What answers is not her sister’s voice. It’s a guttural snarl that shakes the cottage walls. The sound claws down my spine, leaving me cold.
She erupts upward. The furs scatter, claws shredding fabric and carving deep furrows into the floor. She barrels into me, knocking the breath from my chest, then hurls Kendra aside. The doorway shudders as she smashes through, a rush of frosty night air flooding in her wake. My heart lurches—how are we supposed to stop her without breaking her?
“Lyanna!” Kendra shouts, but her sister is already gone—bare feet hammering over roots, half-shifted body vanishing in a blur of shadow and silver.
We sprint after her. Branches whip at my arms, twigs snap beneath our boots. The forest closes in, darker now, every sound amplified—the crash of her passage, the guttural growls fading deeper into the wild. My magic claws at me, desperate to surge outward and catch her, but I choke it down. One misstep could tear her apart. The helplessness is suffocating.

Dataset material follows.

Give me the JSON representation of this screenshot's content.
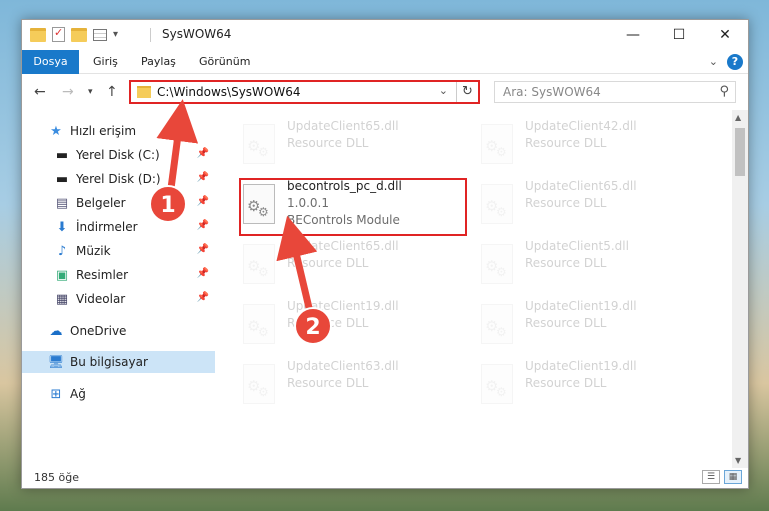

Kendra stumbles to a halt, chest heaving, her expression set like stone. “If she’s gone after him—after Sylus—we can’t just stay here. I won’t. We find Sylus, we find her.”
I meet her gaze, and the fire in her eyes reflects the one twisting inside me. Part of me wants her to stay, to spare her from this darkness, but I know better. She wouldn’t listen. And truthfully? I don’t want to be alone in this either. “Then we leave at first light.”
Elyra, still at the doorway, sets a weathered leather satchel on the table. “If you’re going, you’ll need this.” Inside are dried rations, potion vials sealed with wax, a flintstone charm, and a pouch of gold coins. “It isn’t much, but it may keep you alive.”
Kendra slings it across her shoulder, testing the load. “Thank you.”
“And our families—” I start, but Elyra cuts me off with a glance to the window.
A black crow perches on the sill, feathers gleaming like oil. Its eyes glint with eerie awareness. Elyra scrawls a note, seals it with wax, and ties it to the bird’s leg. “They’ll know where you’ve gone.”
The crow caws once, a harsh cry, before launching into the pale dawn. I watch until it dwindles to a speck against the horizon. Lyanna vanishes into shadow, and now so has the last tie to home. My chest aches with the burden of both losses.
Kendra and I exchange a last glance, the weight of choice anchoring us. Then we step out into the morning, the forest air sharp with pine and dew. The ground yields softly under our boots as we cross the last line of trees marking Elyra’s land and enter the unbroken wild. The path ahead is uncertain, but we don’t look back.